China está apremiando a algunos de sus musulmanes para que abandonen el tradicional ayuno religioso del Ramadán, alegando motivos de salud, pero algunos críticos consideran que es una campaña temeraria por marginar a esta minoría.

Varios gobiernos de ciudades, municipios y pueblos de la región de Xinjiang, en el extremo occidental del país, han colocado avisos en sus páginas de internet en los que prohiben o desalientan el ayuno del período religioso del Ramadán entre miembros del Partido Comunista, servidores públicos, estudiantes y profesores.

Como parte del Ramadán, muchos musulmanes en el mundo se abstienen de tomar alimentos y agua del alba al ocaso durante 30 días.

La portavoz del gobierno regional, Hou Hanmin, dijo — citada el viernes por el periódico estatal Global Times — que las autoridades alientan a las personas a "comer apropiadamente para estudiar y trabajar", pero que no fuerzan a nadie para que coma durante el Ramadán.

El grupo étnico Uigur que es tradicionalmente musulmán radica en Xinjiang.
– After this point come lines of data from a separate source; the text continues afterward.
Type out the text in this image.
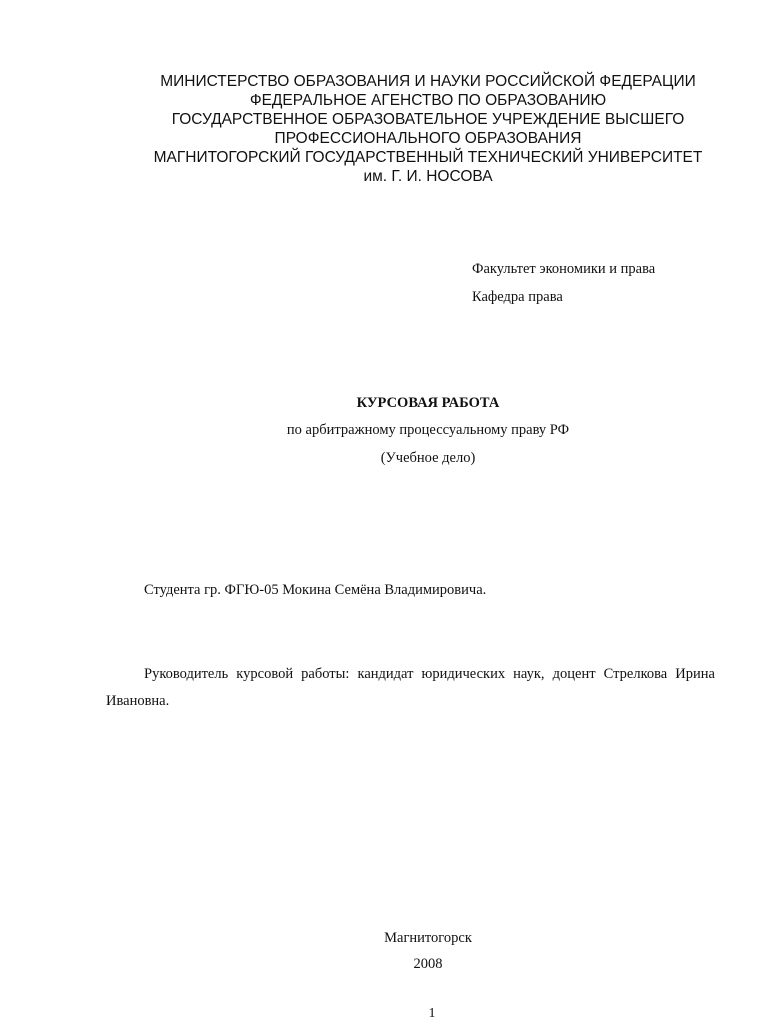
МИНИСТЕРСТВО ОБРАЗОВАНИЯ И НАУКИ РОССИЙСКОЙ ФЕДЕРАЦИИ
ФЕДЕРАЛЬНОЕ АГЕНСТВО ПО ОБРАЗОВАНИЮ
ГОСУДАРСТВЕННОЕ ОБРАЗОВАТЕЛЬНОЕ УЧРЕЖДЕНИЕ ВЫСШЕГО
ПРОФЕССИОНАЛЬНОГО ОБРАЗОВАНИЯ
МАГНИТОГОРСКИЙ ГОСУДАРСТВЕННЫЙ ТЕХНИЧЕСКИЙ УНИВЕРСИТЕТ
им. Г. И. НОСОВА
Факультет экономики и права
Кафедра права
КУРСОВАЯ РАБОТА
по арбитражному процессуальному праву РФ
(Учебное дело)
Студента гр. ФГЮ-05 Мокина Семёна Владимировича.
Руководитель курсовой работы: кандидат юридических наук, доцент Стрелкова Ирина Ивановна.
Магнитогорск
2008
1
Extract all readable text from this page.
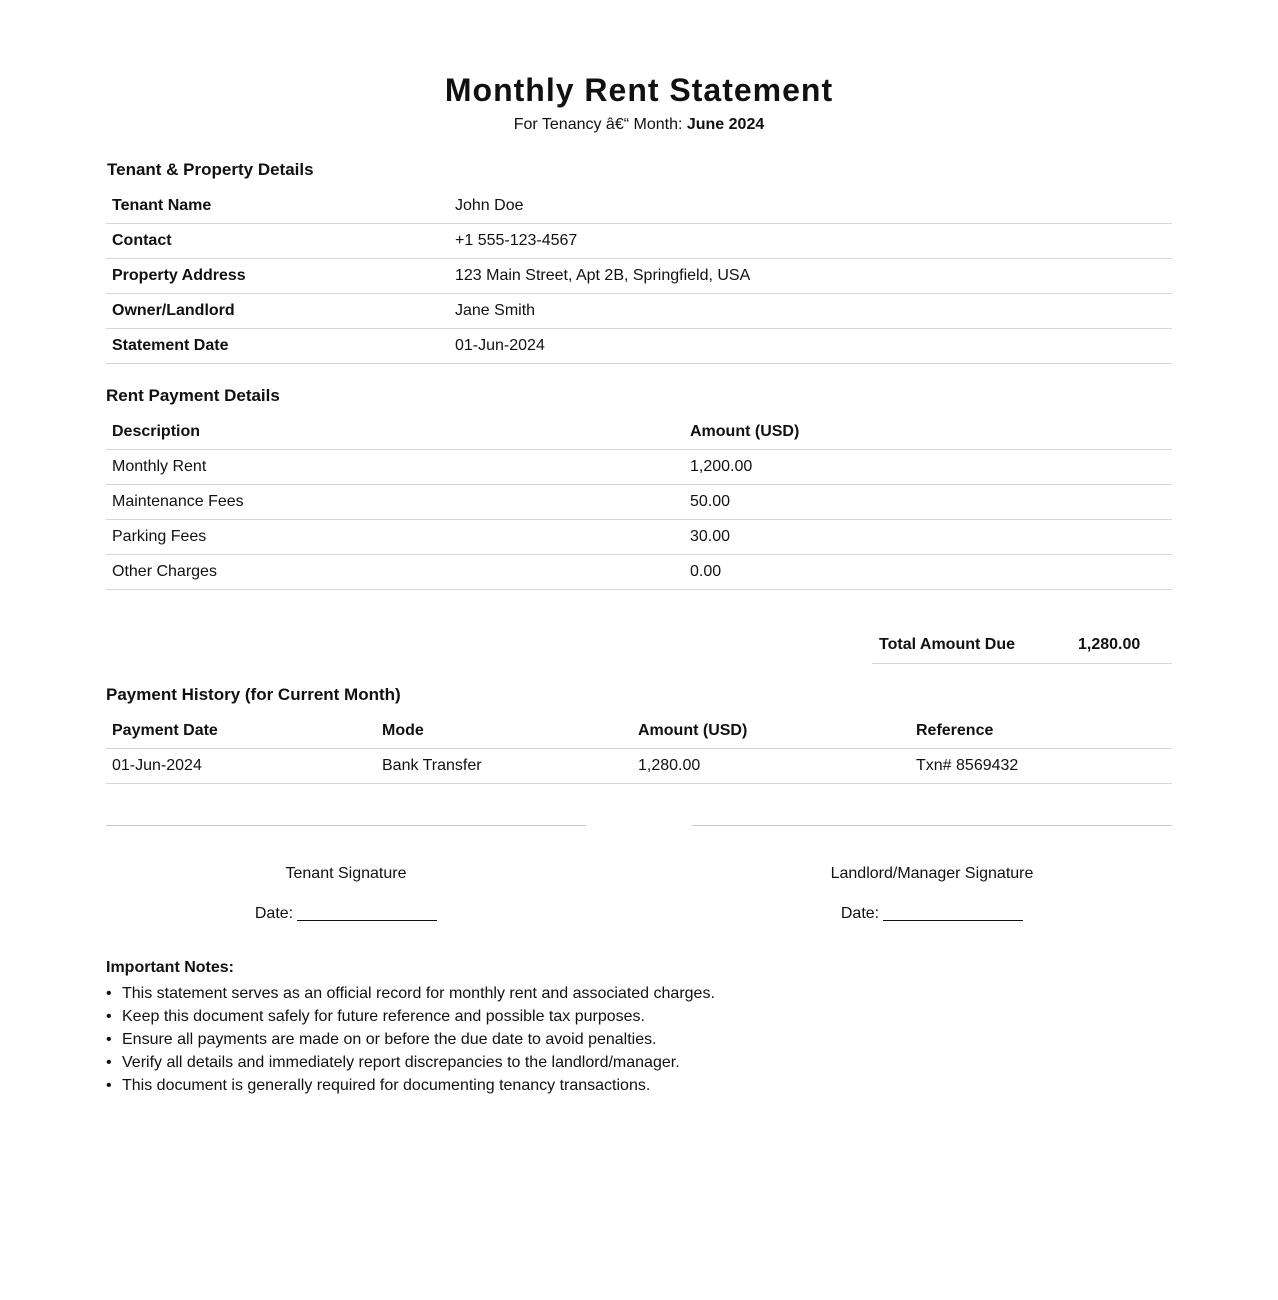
Monthly Rent Statement
For Tenancy â€“ Month: June 2024
Tenant & Property Details
Tenant Name	John Doe
Contact	+1 555-123-4567
Property Address	123 Main Street, Apt 2B, Springfield, USA
Owner/Landlord	Jane Smith
Statement Date	01-Jun-2024
Rent Payment Details
Description	Amount (USD)
Monthly Rent	1,200.00
Maintenance Fees	50.00
Parking Fees	30.00
Other Charges	0.00
Total Amount Due	1,280.00
Payment History (for Current Month)
Payment Date	Mode	Amount (USD)	Reference
01-Jun-2024	Bank Transfer	1,280.00	Txn# 8569432
Tenant Signature	Landlord/Manager Signature
Date:	Date:
Important Notes:
• This statement serves as an official record for monthly rent and associated charges.
• Keep this document safely for future reference and possible tax purposes.
• Ensure all payments are made on or before the due date to avoid penalties.
• Verify all details and immediately report discrepancies to the landlord/manager.
• This document is generally required for documenting tenancy transactions.
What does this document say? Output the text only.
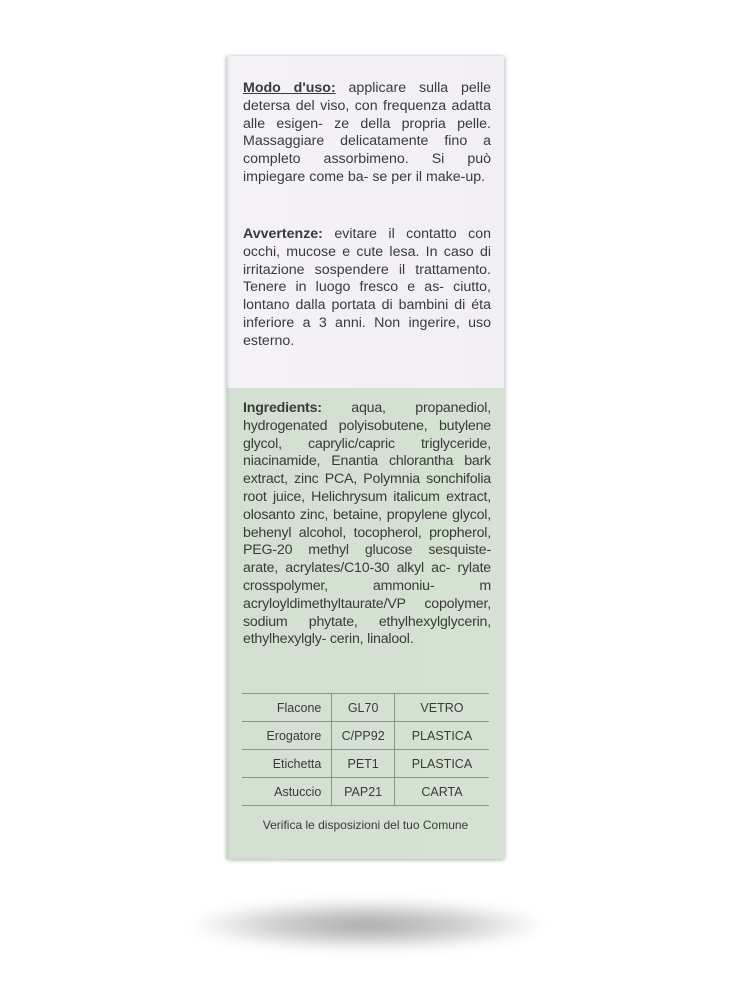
Modo d'uso: applicare sulla pelle detersa del viso, con frequenza adatta alle esigen- ze della propria pelle. Massaggiare delicatamente fino a completo assorbimeno. Si può impiegare come ba- se per il make-up.

Avvertenze: evitare il contatto con occhi, mucose e cute lesa. In caso di irritazione sospendere il trattamento. Tenere in luogo fresco e as- ciutto, lontano dalla portata di bambini di éta inferiore a 3 anni. Non ingerire, uso esterno.

Ingredients: aqua, propanediol, hydrogenated polyisobutene, butylene glycol, caprylic/capric triglyceride, niacinamide, Enantia chlorantha bark extract, zinc PCA, Polymnia sonchifolia root juice, Helichrysum italicum extract, olosanto zinc, betaine, propylene glycol, behenyl alcohol, tocopherol, propherol, PEG-20 methyl glucose sesquiste- arate, acrylates/C10-30 alkyl ac- rylate crosspolymer, ammoniu- m acryloyldimethyltaurate/VP copolymer, sodium phytate, ethylhexylglycerin, ethylhexylgly- cerin, linalool.

Flacone	GL70	VETRO
Erogatore	C/PP92	PLASTICA
Etichetta	PET1	PLASTICA
Astuccio	PAP21	CARTA
Verifica le disposizioni del tuo Comune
Un viejo resentimiento entre los uigures sobre el predominio de la etnia mayoritaria en China, Han, y el ingreso de inmigrantes han desatado esporádicos incidentes de violencia étnica.

Quienes están familiarizados con la región dicen que los intentos chinos de restringir la participación de los musulmanes en el Ramadán no son nuevos, pero que la campaña de este año es más intensa.

Hay "un esfuerzo mucho más público y concertado" este año que en años anteriores y en algunos casos los líderes del Partido Comunista están entregando alimentos a los ancianos de los poblados para tratar de persuadirlos para que abandonen su ayuno, de acuerdo con Dru Gladney, profesor de Antropología en la universidad Pomona College en California y experto en minorías musulmanas de China.

"Creo que es un esfuerzo equivocado para tratar de marginar a los uigures y creo que será contraproducente", dijo Gladney. "Esto hará que los uigures se enfurezcan aún más durante la festividad por no cumplir con sus costumbres religiosas".

En Xinjiang reina el estado de ánimo separatista. Algunos uigures abogan por la rebelión armada. Un grupo menor se ha radicalizado debido a los llamados de milicianos para emprender una guerra santa musulmana y han entrenado en campamentos al otro lado de las fronteras con Afganistán y Pakistán.